The Microscope for Embedded Code: How Tracealyzer Revealed Our Bug

Sep 23, 2023 |

Tracealyzer. You can’t stay in the wonderful world of debugging and profiling code without hearing the name. If you look at Percepio’s website, it is compared to the oscilloscopes of embedded code. Use it to peek deep inside your code and see what it does. Of course, the code receives an interrupt and checks a CRC before sending the data through SPI, but how does it do it? And how long does it take?

Step one: Add Percepio’s code to your project. You will have to modify your code, but it is simple enough to handle with a few #ifdefs, and can easily be separated from production code. The overhead itself seems minimal, with the computer doing the heavy lifting.

Step two: Run it. You’ll need a large screen for this if you want to see everything; a lot of data is available.

We ran it on a project. It confirmed what we already thought, the MPU was close to 80 % use, but we didn’t have time to delve into the code to see what was hogging up those precious cycles. And we didn’t need to. We noticed that one thread took too much time without even trying. Within a few minutes, we saw why. The thread in question needed to be correctly set up to tell the scheduler it had finished.

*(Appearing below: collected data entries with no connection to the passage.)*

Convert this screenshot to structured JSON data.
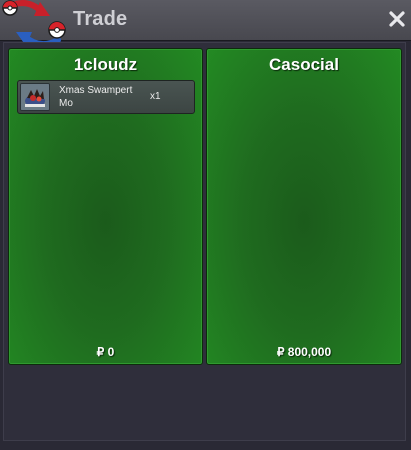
{
  "window": {
    "title": "Trade",
    "close_icon": "close-icon",
    "logo_icon": "trade-logo-icon"
  },
  "left_panel": {
    "player": "1cloudz",
    "items": [
      {
        "name": "Xmas Swampert Mo",
        "quantity": "x1",
        "icon": "xmas-swampert-icon"
      }
    ],
    "money": "₽ 0"
  },
  "right_panel": {
    "player": "Casocial",
    "items": [],
    "money": "₽ 800,000"
  },
  "colors": {
    "panel_green": "#238a23",
    "panel_green_dark": "#1b5b1b",
    "background": "#2a2935",
    "titlebar": "#4d4d54"
  }
}
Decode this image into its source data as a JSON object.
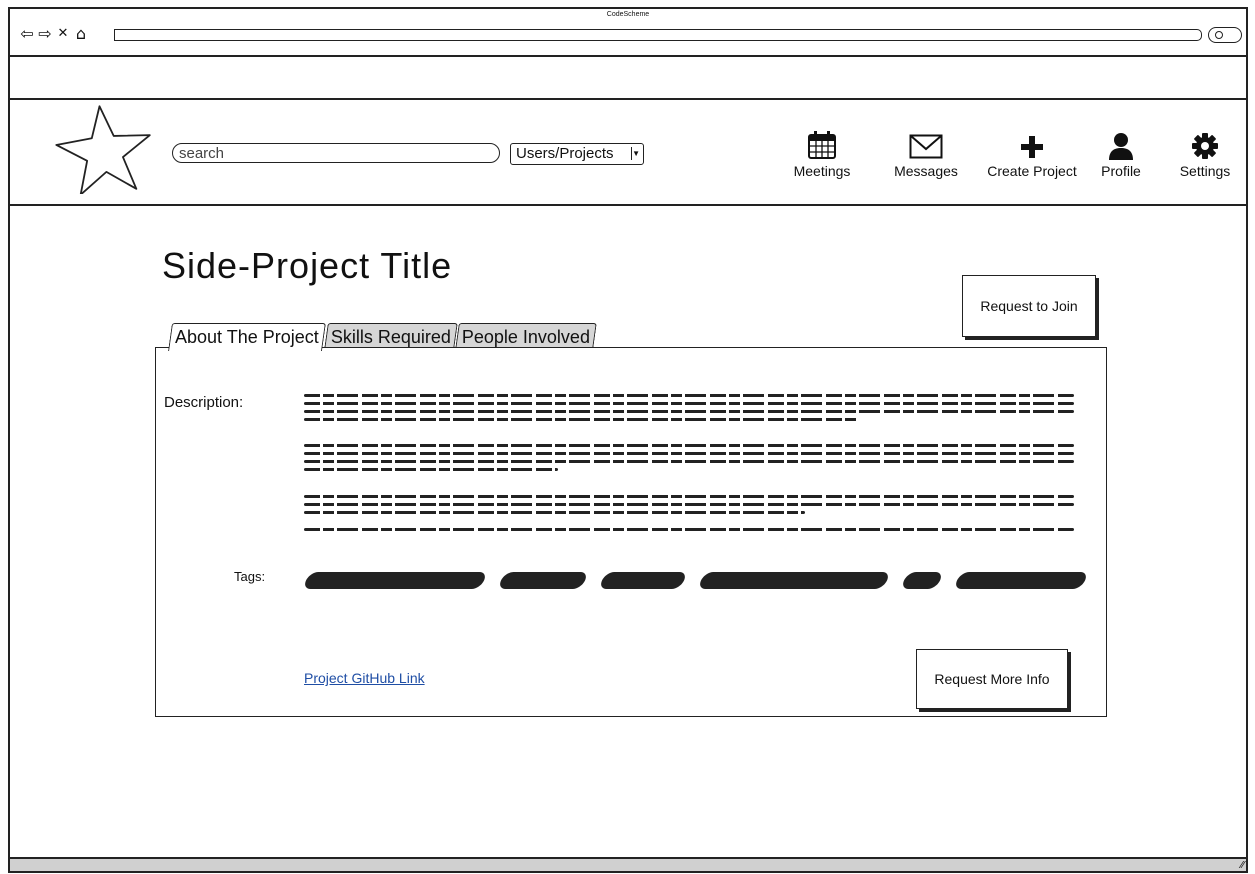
{
  "window": {
    "title": "CodeScheme"
  },
  "header": {
    "search_placeholder": "search",
    "search_type": "Users/Projects",
    "nav": [
      {
        "label": "Meetings",
        "icon": "calendar-icon"
      },
      {
        "label": "Messages",
        "icon": "envelope-icon"
      },
      {
        "label": "Create Project",
        "icon": "plus-icon"
      },
      {
        "label": "Profile",
        "icon": "user-icon"
      },
      {
        "label": "Settings",
        "icon": "gear-icon"
      }
    ]
  },
  "main": {
    "title": "Side-Project Title",
    "request_join_label": "Request to Join",
    "tabs": [
      "About The Project",
      "Skills Required",
      "People Involved"
    ],
    "description_label": "Description:",
    "tags_label": "Tags:",
    "github_link": "Project GitHub Link",
    "request_info_label": "Request More Info"
  }
}
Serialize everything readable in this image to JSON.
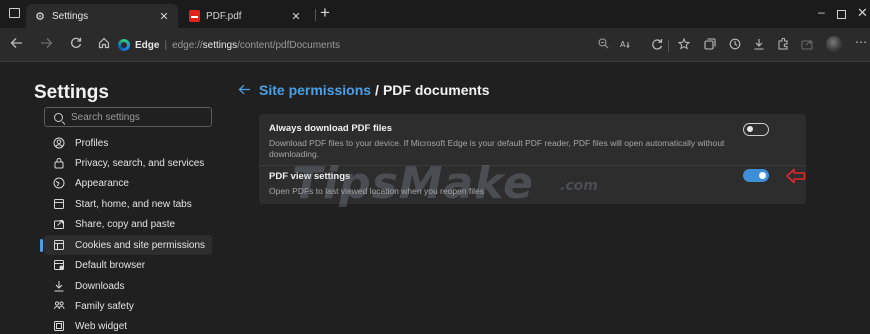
{
  "window": {
    "menu_icon": "window-menu-icon",
    "controls": {
      "minimize": "–",
      "close": "✕"
    }
  },
  "tabs": [
    {
      "label": "Settings",
      "icon": "gear-icon",
      "close": "✕"
    },
    {
      "label": "PDF.pdf",
      "icon": "pdf-icon",
      "close": "✕"
    }
  ],
  "new_tab": "+",
  "address_bar": {
    "site_name": "Edge",
    "separator": "|",
    "scheme": "edge://",
    "host": "settings",
    "path": "/content/pdfDocuments"
  },
  "sidebar": {
    "title": "Settings",
    "search_placeholder": "Search settings",
    "items": [
      {
        "label": "Profiles",
        "icon": "profile-icon",
        "selected": false
      },
      {
        "label": "Privacy, search, and services",
        "icon": "lock-icon",
        "selected": false
      },
      {
        "label": "Appearance",
        "icon": "appearance-icon",
        "selected": false
      },
      {
        "label": "Start, home, and new tabs",
        "icon": "start-icon",
        "selected": false
      },
      {
        "label": "Share, copy and paste",
        "icon": "share-icon",
        "selected": false
      },
      {
        "label": "Cookies and site permissions",
        "icon": "cookies-icon",
        "selected": true
      },
      {
        "label": "Default browser",
        "icon": "browser-icon",
        "selected": false
      },
      {
        "label": "Downloads",
        "icon": "download-icon",
        "selected": false
      },
      {
        "label": "Family safety",
        "icon": "family-icon",
        "selected": false
      },
      {
        "label": "Web widget",
        "icon": "widget-icon",
        "selected": false
      }
    ]
  },
  "page": {
    "breadcrumb_link": "Site permissions",
    "breadcrumb_sep": "/",
    "title": "PDF documents"
  },
  "settings": [
    {
      "title": "Always download PDF files",
      "description": "Download PDF files to your device. If Microsoft Edge is your default PDF reader, PDF files will open automatically without downloading.",
      "enabled": false
    },
    {
      "title": "PDF view settings",
      "description": "Open PDFs to last viewed location when you reopen files",
      "enabled": true
    }
  ],
  "watermark": {
    "text": "TipsMake",
    "suffix": ".com"
  },
  "colors": {
    "accent": "#4aa0e6",
    "toggle_on": "#3f8fd8",
    "annotation_arrow": "#e0262b",
    "background": "#202020",
    "card": "#2d2d2d"
  }
}
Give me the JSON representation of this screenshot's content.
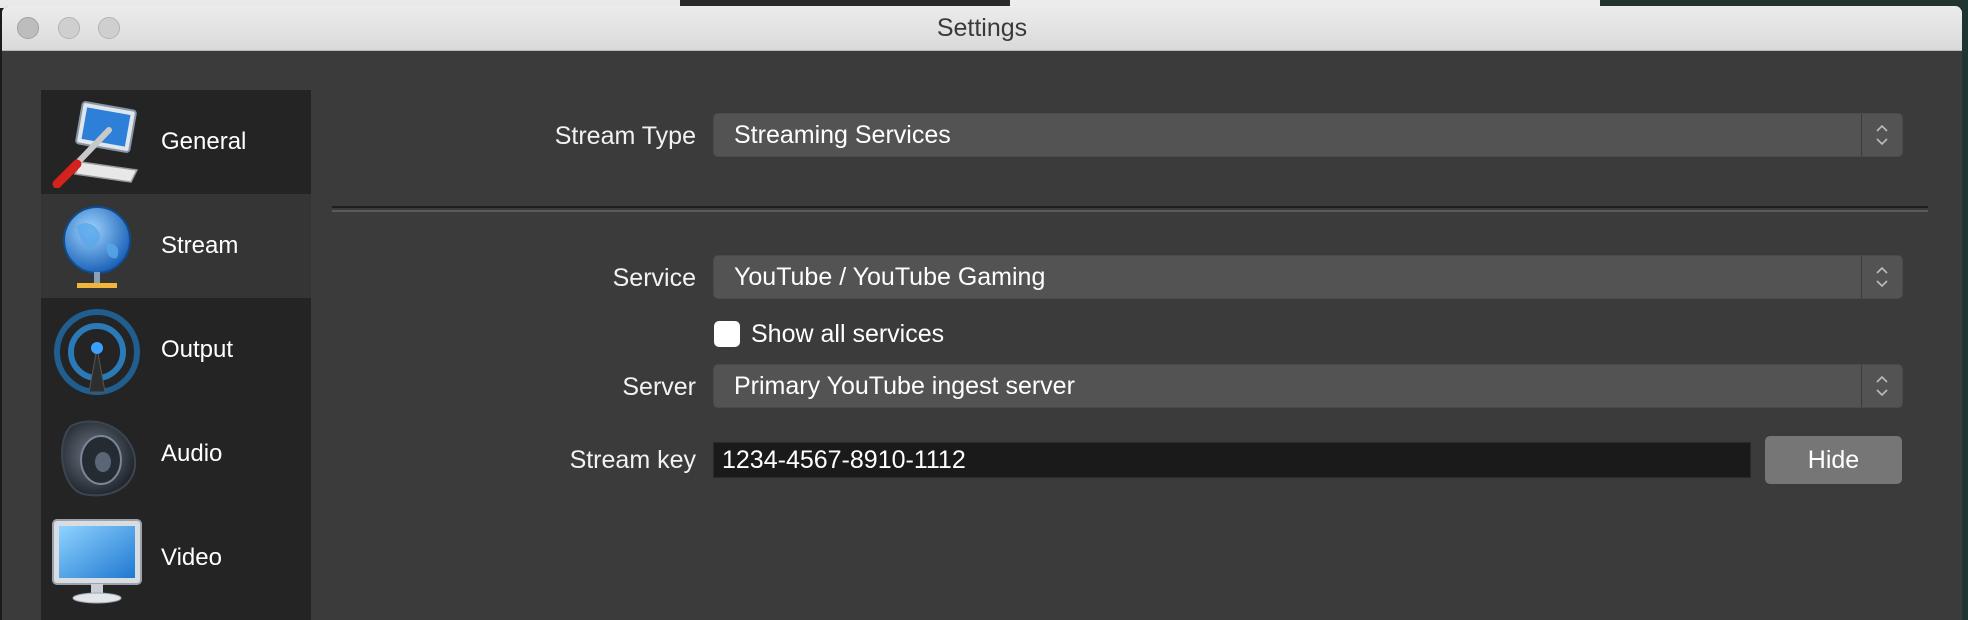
{
  "window": {
    "title": "Settings"
  },
  "sidebar": {
    "items": [
      {
        "label": "General",
        "icon": "general-tools-icon"
      },
      {
        "label": "Stream",
        "icon": "stream-globe-icon",
        "active": true
      },
      {
        "label": "Output",
        "icon": "output-broadcast-icon"
      },
      {
        "label": "Audio",
        "icon": "audio-speaker-icon"
      },
      {
        "label": "Video",
        "icon": "video-monitor-icon"
      }
    ]
  },
  "stream": {
    "stream_type_label": "Stream Type",
    "stream_type_value": "Streaming Services",
    "service_label": "Service",
    "service_value": "YouTube / YouTube Gaming",
    "show_all_label": "Show all services",
    "show_all_checked": false,
    "server_label": "Server",
    "server_value": "Primary YouTube ingest server",
    "key_label": "Stream key",
    "key_value": "1234-4567-8910-1112",
    "hide_button": "Hide"
  },
  "colors": {
    "window_bg": "#3b3b3b",
    "sidebar_bg": "#242424",
    "select_bg": "#535353",
    "button_bg": "#767676"
  }
}
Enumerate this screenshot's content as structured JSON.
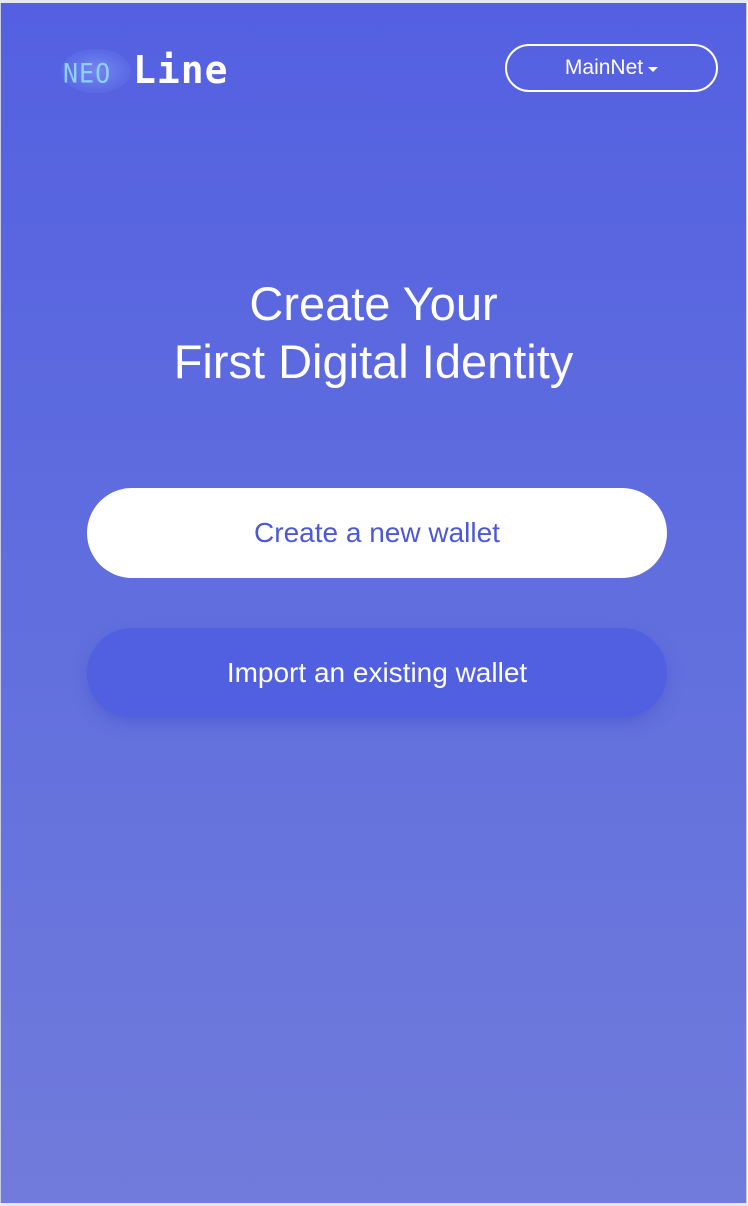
{
  "header": {
    "logo": {
      "part1": "NEO",
      "part2": "Line"
    },
    "network": {
      "label": "MainNet",
      "icon": "caret-down-icon"
    }
  },
  "main": {
    "title_line1": "Create Your",
    "title_line2": "First Digital Identity",
    "create_button_label": "Create a new wallet",
    "import_button_label": "Import an existing wallet"
  },
  "colors": {
    "background_top": "#5460e1",
    "background_bottom": "#717bdb",
    "primary_button_bg": "#ffffff",
    "primary_button_text": "#4c58d6",
    "secondary_button_bg": "#5160e0"
  }
}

It’s a quick fix, but only if you know where to look.

Dropping client connections

Then comes the big problem. From time to time, something went wrong. Clients are disconnected, connections are refused, and no debug is available. We immediately thought that something was taking up CPU cycles, but again, we didn’t know where to look. We spent days with a debugger, looking at functions and checking the return codes. Going step by step through the code, we knew the logic was sound, but we needed to understand the timing involved. And so we ran it through Tracealyzer.

The card booted up and came to life. The LEDs blinked, the serial port printed out some standard boot-up information, and everything worked well. And by its side, Tracealyzer did what we wanted it to. Bar graphs showed the boot-up cycle. We could see that a few functions were taking too long to start up, but that would be for another day. That wasn’t the bug we were tracking down right now.

The system stabilized. Bar graphs showed the different context switching, and the idle task kept being called. The system was stable, happily running as intended.

And then it happened. Connections were dropped, and things started to go downhill. A few seconds later, we could connect again, and the system came back up, running as if nothing had happened. This was all we needed. The fault had been seen, and now we needed to know why.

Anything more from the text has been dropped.